One of the good stories is Toronto. Both the city and the province of Ontario were quick off the mark to say that while they would certainly do things like facilitating land assembly, there would be no cash subsidies for Amazon. The city’s application to the company emphasizes its abundance of tech talent. As a sign that this “no subsidies” talk is not empty, we can point to the announcement earlier this month that Ontario had secured a new investment from Thomson Reuters, adding 400 jobs over two years, scheduled to eventually grow to 1,500 jobs. This project received no financial support at all, only what provincial officials described as “concierge service” (h/t Carpentry of the Heart).
Another major city not getting involved in the bidding war is San Jose. Like Ontario officials, Mayor Sam Liccardo argues that talent availability is the key to attracting businesses. While this tells us nothing about incentives the state of California might provide, it is good to see two of the major potential sites taking an anti-subsidy position.
At the other end of the spectrum, New Jersey is offering $5 billion over 10 years, and Newark will provide another $2 billion over 20 years.

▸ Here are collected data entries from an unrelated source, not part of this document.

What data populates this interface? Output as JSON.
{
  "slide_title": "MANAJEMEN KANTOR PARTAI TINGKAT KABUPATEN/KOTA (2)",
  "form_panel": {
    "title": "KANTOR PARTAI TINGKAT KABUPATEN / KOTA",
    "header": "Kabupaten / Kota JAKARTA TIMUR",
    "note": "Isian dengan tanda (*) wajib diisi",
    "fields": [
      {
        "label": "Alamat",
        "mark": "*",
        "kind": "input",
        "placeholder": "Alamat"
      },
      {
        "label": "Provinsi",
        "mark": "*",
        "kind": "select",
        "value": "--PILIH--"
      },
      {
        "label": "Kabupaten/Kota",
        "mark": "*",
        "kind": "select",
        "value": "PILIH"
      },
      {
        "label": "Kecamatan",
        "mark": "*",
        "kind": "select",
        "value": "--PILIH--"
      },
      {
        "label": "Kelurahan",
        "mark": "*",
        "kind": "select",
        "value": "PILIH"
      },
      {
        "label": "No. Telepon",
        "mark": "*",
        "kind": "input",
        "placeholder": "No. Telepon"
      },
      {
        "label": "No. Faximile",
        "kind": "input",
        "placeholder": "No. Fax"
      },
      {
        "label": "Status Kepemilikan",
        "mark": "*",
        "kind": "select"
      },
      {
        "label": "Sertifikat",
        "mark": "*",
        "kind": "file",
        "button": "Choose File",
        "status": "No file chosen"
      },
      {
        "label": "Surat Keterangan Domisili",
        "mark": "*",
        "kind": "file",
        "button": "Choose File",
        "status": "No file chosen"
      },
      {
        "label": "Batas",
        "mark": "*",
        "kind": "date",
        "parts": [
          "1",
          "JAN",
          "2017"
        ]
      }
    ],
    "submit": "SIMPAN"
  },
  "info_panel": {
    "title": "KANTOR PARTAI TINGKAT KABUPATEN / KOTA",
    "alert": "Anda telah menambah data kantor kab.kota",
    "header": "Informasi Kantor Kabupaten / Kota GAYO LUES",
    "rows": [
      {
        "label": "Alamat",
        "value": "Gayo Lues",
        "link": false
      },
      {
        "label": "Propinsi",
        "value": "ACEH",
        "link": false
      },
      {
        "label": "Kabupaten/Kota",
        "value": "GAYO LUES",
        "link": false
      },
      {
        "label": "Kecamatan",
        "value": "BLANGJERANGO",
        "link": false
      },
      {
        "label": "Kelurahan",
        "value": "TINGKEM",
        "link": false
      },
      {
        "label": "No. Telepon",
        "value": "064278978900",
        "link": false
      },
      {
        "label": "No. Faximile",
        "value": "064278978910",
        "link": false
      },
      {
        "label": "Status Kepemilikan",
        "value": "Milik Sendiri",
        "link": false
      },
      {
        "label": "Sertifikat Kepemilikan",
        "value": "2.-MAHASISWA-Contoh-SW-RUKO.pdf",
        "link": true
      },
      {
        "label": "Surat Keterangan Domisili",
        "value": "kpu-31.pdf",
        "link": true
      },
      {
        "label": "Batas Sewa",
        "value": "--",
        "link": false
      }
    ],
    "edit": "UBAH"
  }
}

This is crazy on a number of levels. First of all, it has a nominal aid intensity of 140%: New Jersey and Newark will pay all the costs of the project and give Amazon some more money on top of that. Second, this is 18 times bigger than the largest subsidy the state has given in the past ($390 million). (We saw the same situation with Nevada and Tesla, but that was only 13 times the state’s formerly largest incentive package.) Whether the state is really capable of managing a deal of that size is doubtful; indeed, the $390 million American Dream retail/entertainment project has been under construction for more than 10 years. Third, while not all of the approximately 50 bids have yet been revealed, currently the second-highest bid is $500 million from Worcester, Massachusetts (state support is currently unknown), 1/14 the size of Newark’s package. This is reminiscent of the disparity in bids between North Carolina and Virginia for a Dell manufacturing facility in 2004: $300 million (nominal) vs. $37 million! Fourth, and finally, this project requires the legislature to tear up the current geographic targeting of the state’s Grow NJ subsidy fund, currently restricted to the four poorest cities in the state, Passaic, Paterson, Camden, and Trenton.
Now, we wait. Amazon does not plan to announce its decision until next year. There is plenty of time to announce a list of finalists and subject them to more pressure. I am going to guess that when all first-round bids are revealed, the number 2 bid will be over $1 billion; indeed, there may be several $1+ billion bids. This is going to get ugly before we’re done.
*Bonus points if you recognize the literary allusion.
Is the doom and gloom coming from anywhere?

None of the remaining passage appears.